One very powerful way of enhancing burden testing is to filter variants that are more likely to be causal from those that are likely not to be causal. For example, investigators may to focus their study on nonsynonymous alleles. Alternative approaches might include filtering variants based on sequence conservation properties or other bioinformatics approaches (Adzhubei et al., 2010; Ng and Henikoff, 2003).
A successful test, where statistical significance is obtained, can be used to argue that (1) the tested rare variants play a role in a specific disease and (2) that the target region tested plays an important role in disease pathology. But, it fails to implicate specific variants, and ambiguity about the causal variants might remain. For example if rare variants are enriched in a gene two-fold in cases compared to controls, then roughly half the variants seen in cases might be pathogenic, but the other half are part of the background distribution of rare variation in that gene, and may not influence disease risk.
Structural variants
Rare structural variants have gained recent interest; the frequency and size of structural variants have repeatedly showed enrichment in schizophrenia and other neuropscychiatric disease (International Schizophrenia Consortium, 2008; Sebat et al., 2007; Walsh et al., 2008). However, except for a few specific regions such as 22q11 and 16p11, most of rare events have uncertain pathogenecity. For instance, while the rate of >100 kb deletion events are significantly increased in cases compared to controls –there is great uncertainty as to which individual events are pathogenic and which ones are non-pathogenic events that might occur in the general healthy population. This is analogous to the circumstance that might occur with a statistically significant burden test for point mutations described above.
Extended haplotypes
As previously discussed, many rare variants are recent and occur on extended haplotypes that can be identified using common variant markers. Thus GWAS data sets may be used to identify long-range haplotypes based on common markers, and to then assess if they are associated with phenotype. If this is the case, the phenotypic association might be driven by a highly penetrant rare variant. We used this approach to find an extended haplotype in the CFH gene that conferred high risk of age-related macular degeneration; subsequent sequencing identified the causal mutation to be an argenine to cysteine change in the C-terminus of the protein (Raychaudhuri et al., In Press).
This approach might be most effective in isolated populations where reduced genetic diversity and founder effects make it possible to identify long-range haplotypes (Kong et al., 2008). One recently published method to identify long and rare haplotypes, and to then to test for association to phenotype has been successfully applied to multiple phenotypes in out-bred populations (Gusev et al., 2011).
FROM VARIANTS TO FUNCTION
Translating rare and common variants to function can be challenging. In many instances the presence of an association does not clarify which variants are functionally causing disease susceptibility. For common variants, fine-mapping might be stymied by local LD. For rare variants, burden testing might be able to identify a genomic region enriched for rare variants, but may not be able to specifically distinguish the individual causal rare variants from spurious non-pathogenic variants. Here we describe broad approaches that might be pursued to clarify pathogenic functions and causality, in the absence of genetic mapping that has clearly identified a single causal variant.

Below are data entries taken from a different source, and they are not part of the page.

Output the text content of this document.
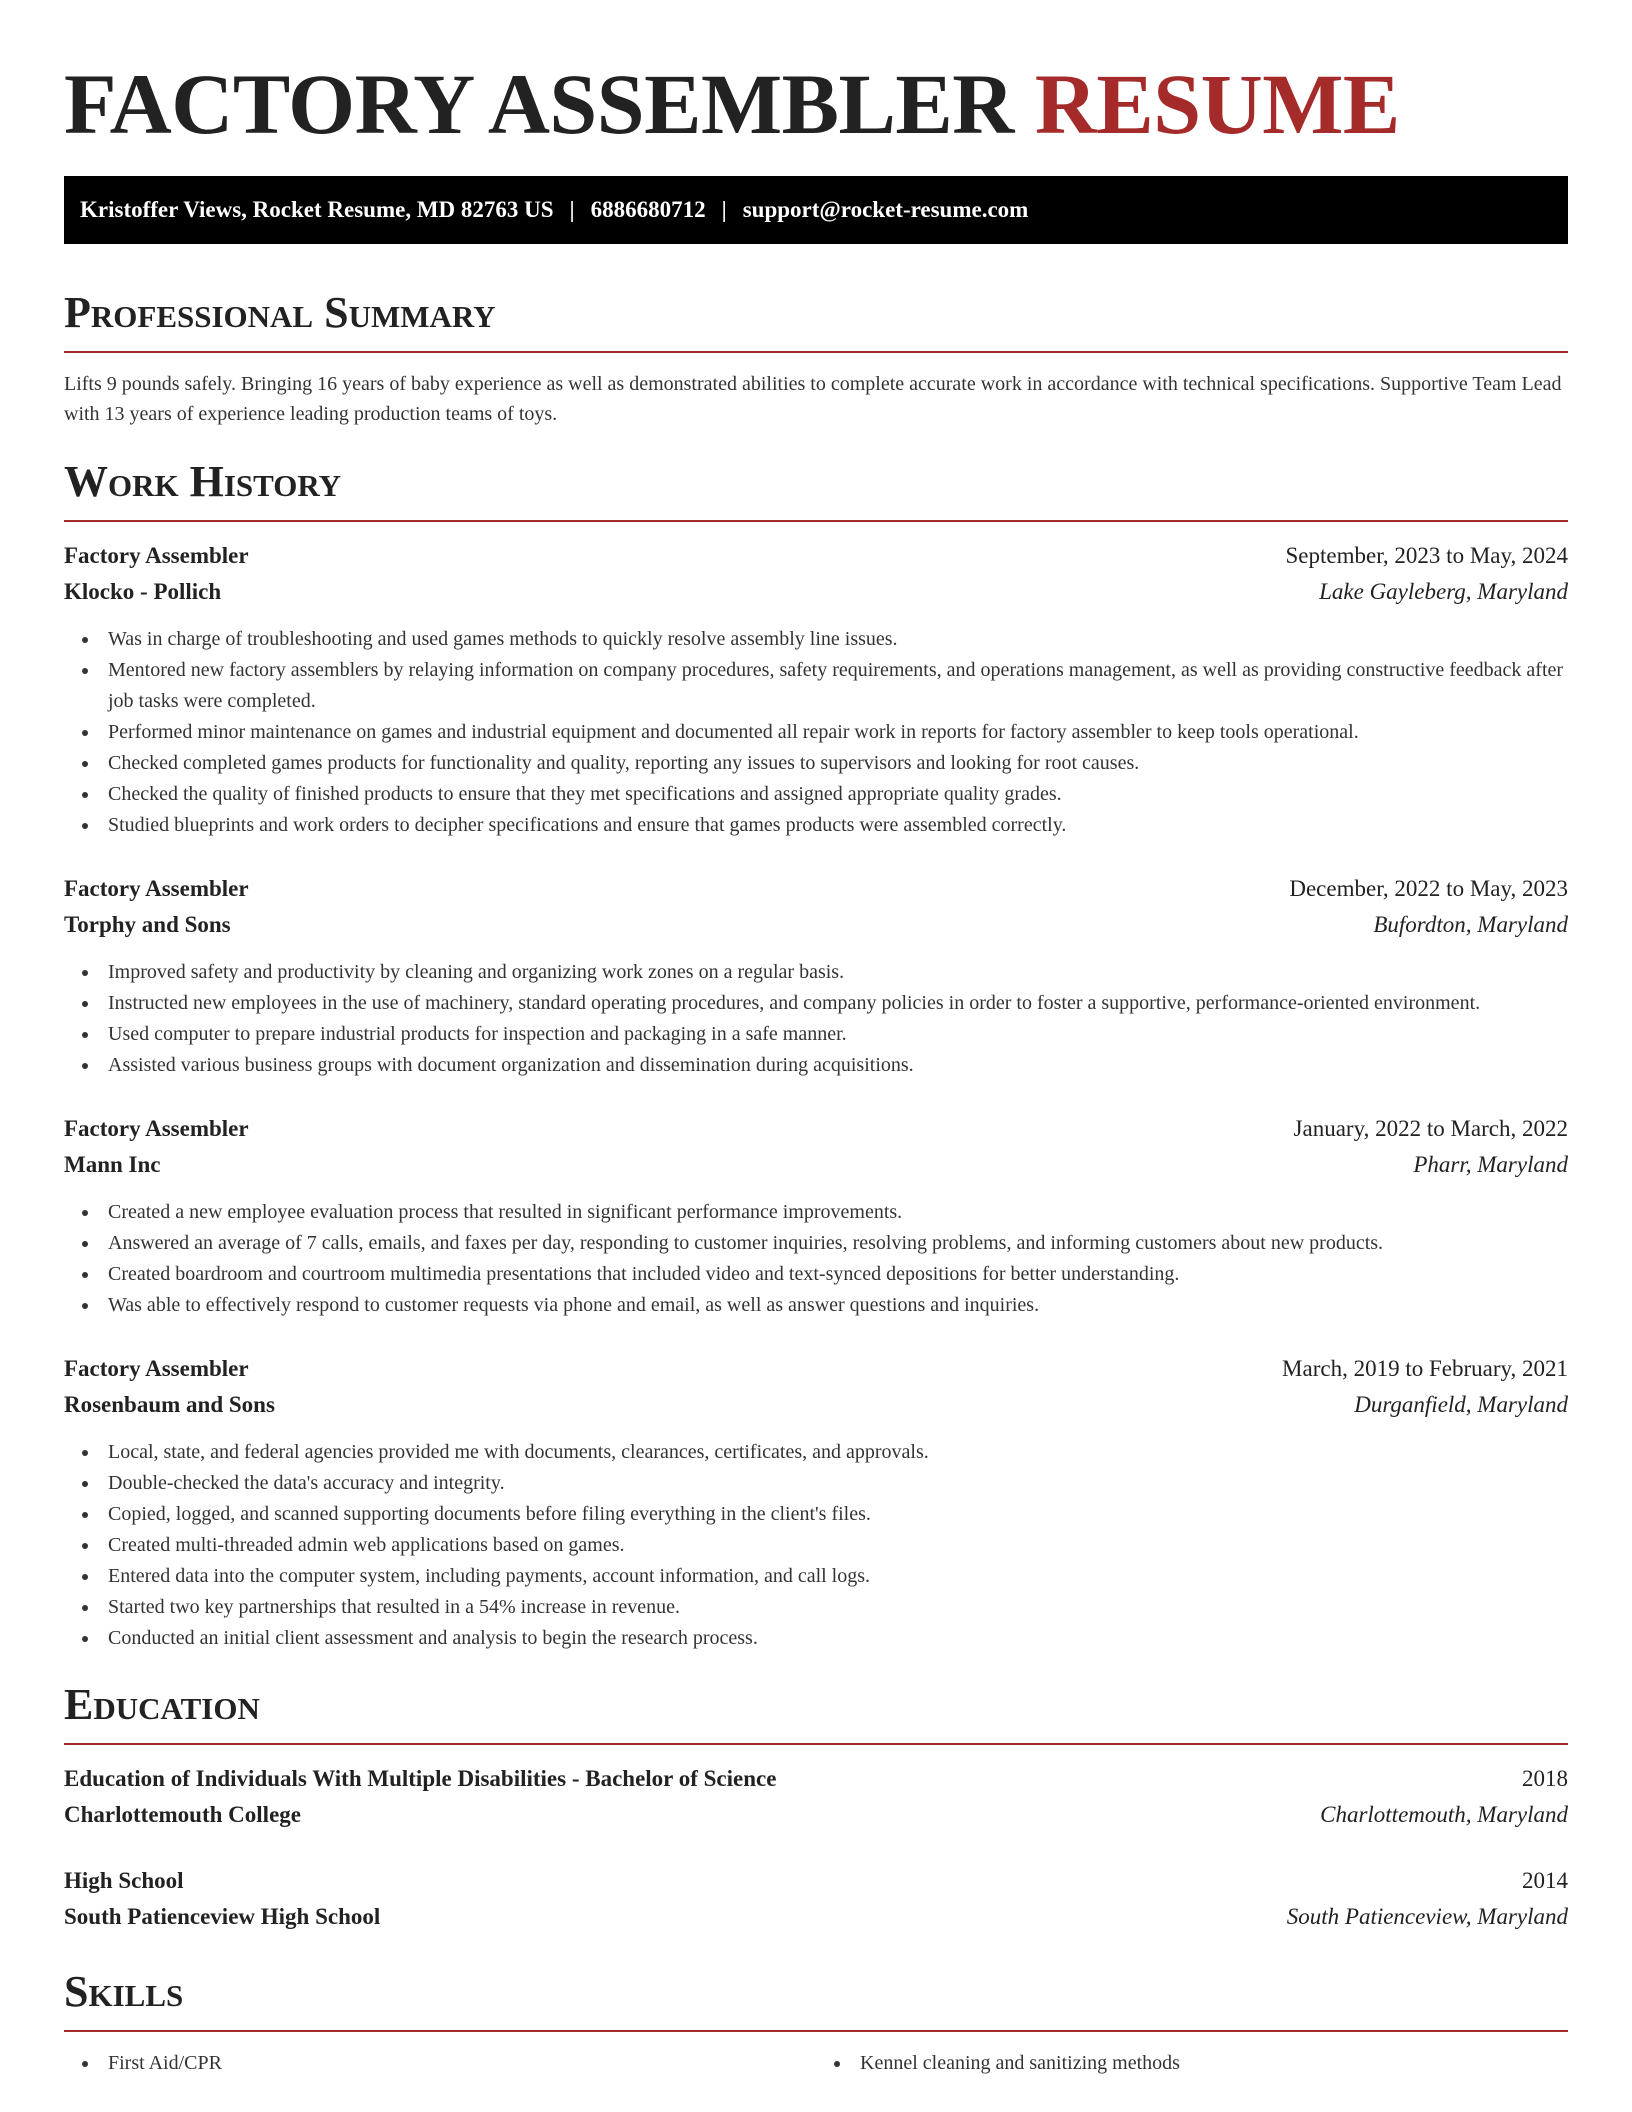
FACTORY ASSEMBLER RESUME
Kristoffer Views, Rocket Resume, MD 82763 US | 6886680712 | support@rocket-resume.com
Professional Summary

Lifts 9 pounds safely. Bringing 16 years of baby experience as well as demonstrated abilities to complete accurate work in accordance with technical specifications. Supportive Team Lead with 13 years of experience leading production teams of toys.

Work History
Factory Assembler	September, 2023 to May, 2024
Klocko - Pollich	Lake Gayleberg, Maryland
Was in charge of troubleshooting and used games methods to quickly resolve assembly line issues.
Mentored new factory assemblers by relaying information on company procedures, safety requirements, and operations management, as well as providing constructive feedback after job tasks were completed.
Performed minor maintenance on games and industrial equipment and documented all repair work in reports for factory assembler to keep tools operational.
Checked completed games products for functionality and quality, reporting any issues to supervisors and looking for root causes.
Checked the quality of finished products to ensure that they met specifications and assigned appropriate quality grades.
Studied blueprints and work orders to decipher specifications and ensure that games products were assembled correctly.
Factory Assembler	December, 2022 to May, 2023
Torphy and Sons	Bufordton, Maryland
Improved safety and productivity by cleaning and organizing work zones on a regular basis.
Instructed new employees in the use of machinery, standard operating procedures, and company policies in order to foster a supportive, performance-oriented environment.
Used computer to prepare industrial products for inspection and packaging in a safe manner.
Assisted various business groups with document organization and dissemination during acquisitions.
Factory Assembler	January, 2022 to March, 2022
Mann Inc	Pharr, Maryland
Created a new employee evaluation process that resulted in significant performance improvements.
Answered an average of 7 calls, emails, and faxes per day, responding to customer inquiries, resolving problems, and informing customers about new products.
Created boardroom and courtroom multimedia presentations that included video and text-synced depositions for better understanding.
Was able to effectively respond to customer requests via phone and email, as well as answer questions and inquiries.
Factory Assembler	March, 2019 to February, 2021
Rosenbaum and Sons	Durganfield, Maryland
Local, state, and federal agencies provided me with documents, clearances, certificates, and approvals.
Double-checked the data's accuracy and integrity.
Copied, logged, and scanned supporting documents before filing everything in the client's files.
Created multi-threaded admin web applications based on games.
Entered data into the computer system, including payments, account information, and call logs.
Started two key partnerships that resulted in a 54% increase in revenue.
Conducted an initial client assessment and analysis to begin the research process.
Education
Education of Individuals With Multiple Disabilities - Bachelor of Science	2018
Charlottemouth College	Charlottemouth, Maryland
High School	2014
South Patienceview High School	South Patienceview, Maryland
Skills
First Aid/CPR	Kennel cleaning and sanitizing methods
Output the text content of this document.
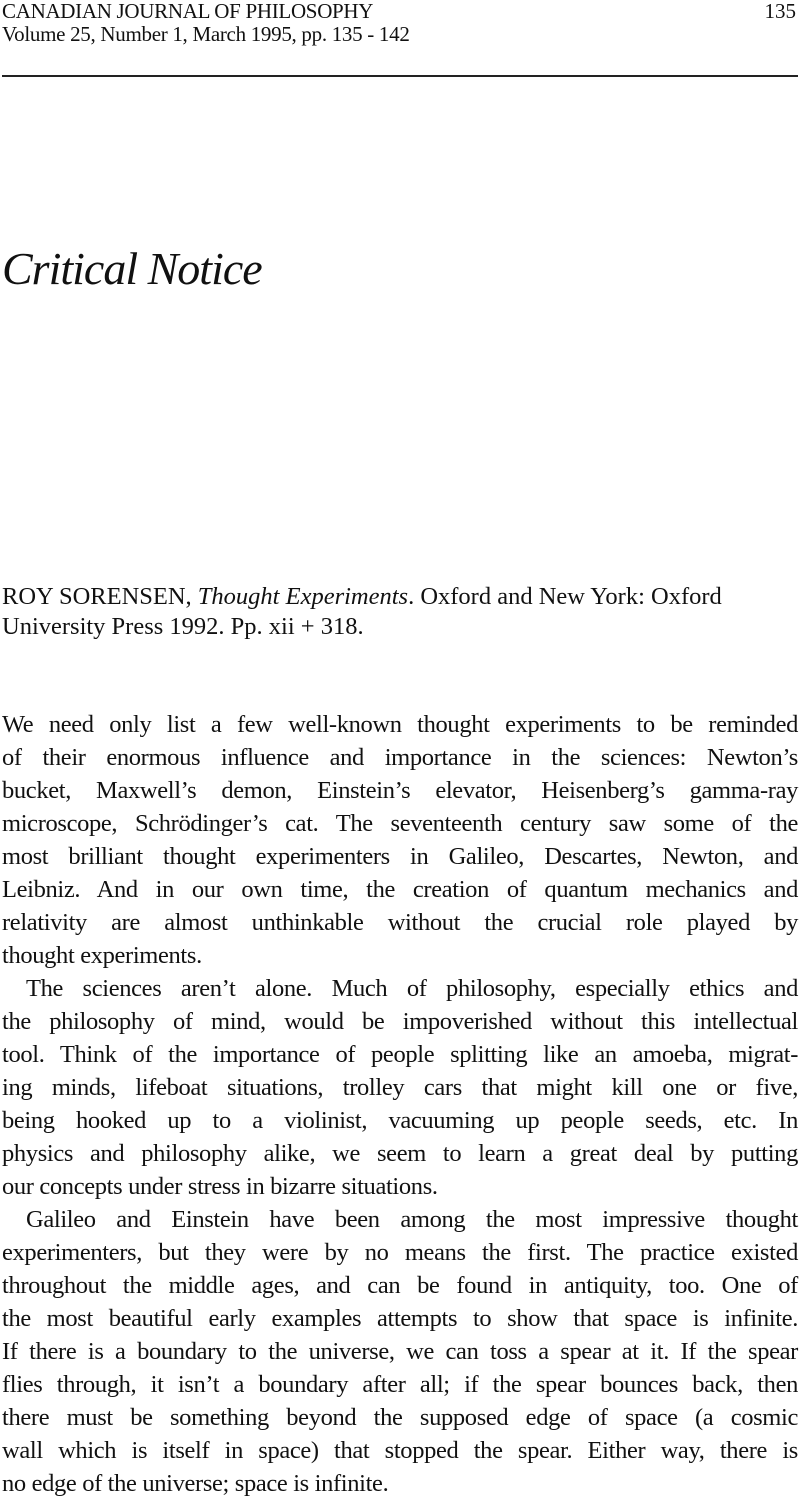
CANADIAN JOURNAL OF PHILOSOPHY	135
Volume 25, Number 1, March 1995, pp. 135 - 142
Critical Notice
ROY SORENSEN, Thought Experiments. Oxford and New York: Oxford
University Press 1992. Pp. xii + 318.
We need only list a few well-known thought experiments to be reminded
of their enormous influence and importance in the sciences: Newton’s
bucket, Maxwell’s demon, Einstein’s elevator, Heisenberg’s gamma-ray
microscope, Schrödinger’s cat. The seventeenth century saw some of the
most brilliant thought experimenters in Galileo, Descartes, Newton, and
Leibniz. And in our own time, the creation of quantum mechanics and
relativity are almost unthinkable without the crucial role played by
thought experiments.
The sciences aren’t alone. Much of philosophy, especially ethics and
the philosophy of mind, would be impoverished without this intellectual
tool. Think of the importance of people splitting like an amoeba, migrat-
ing minds, lifeboat situations, trolley cars that might kill one or five,
being hooked up to a violinist, vacuuming up people seeds, etc. In
physics and philosophy alike, we seem to learn a great deal by putting
our concepts under stress in bizarre situations.
Galileo and Einstein have been among the most impressive thought
experimenters, but they were by no means the first. The practice existed
throughout the middle ages, and can be found in antiquity, too. One of
the most beautiful early examples attempts to show that space is infinite.
If there is a boundary to the universe, we can toss a spear at it. If the spear
flies through, it isn’t a boundary after all; if the spear bounces back, then
there must be something beyond the supposed edge of space (a cosmic
wall which is itself in space) that stopped the spear. Either way, there is
no edge of the universe; space is infinite.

Evaluating Nonsynonymous Coding variants
About 1% of the genome consists of protein coding sequences. Variants in this portion of the genome are potentially the most amenable to follow-up by biochemical characterization of the protein product in vitro, characterization in cell lines, or evaluation in transgenic model organisms. Only a minority of associated common variants can be explained by a non-synonymous coding variant (~10%) (Hindorff et al., 2009). Currently, most studies of rare variation emphasize nonsynomous coding variants; in many cases non-coding variants are altogether ignored even if they are sequenced. An important challenge in the field is to prioritize discovered coding variants for potentially time-consuming functional follow-up.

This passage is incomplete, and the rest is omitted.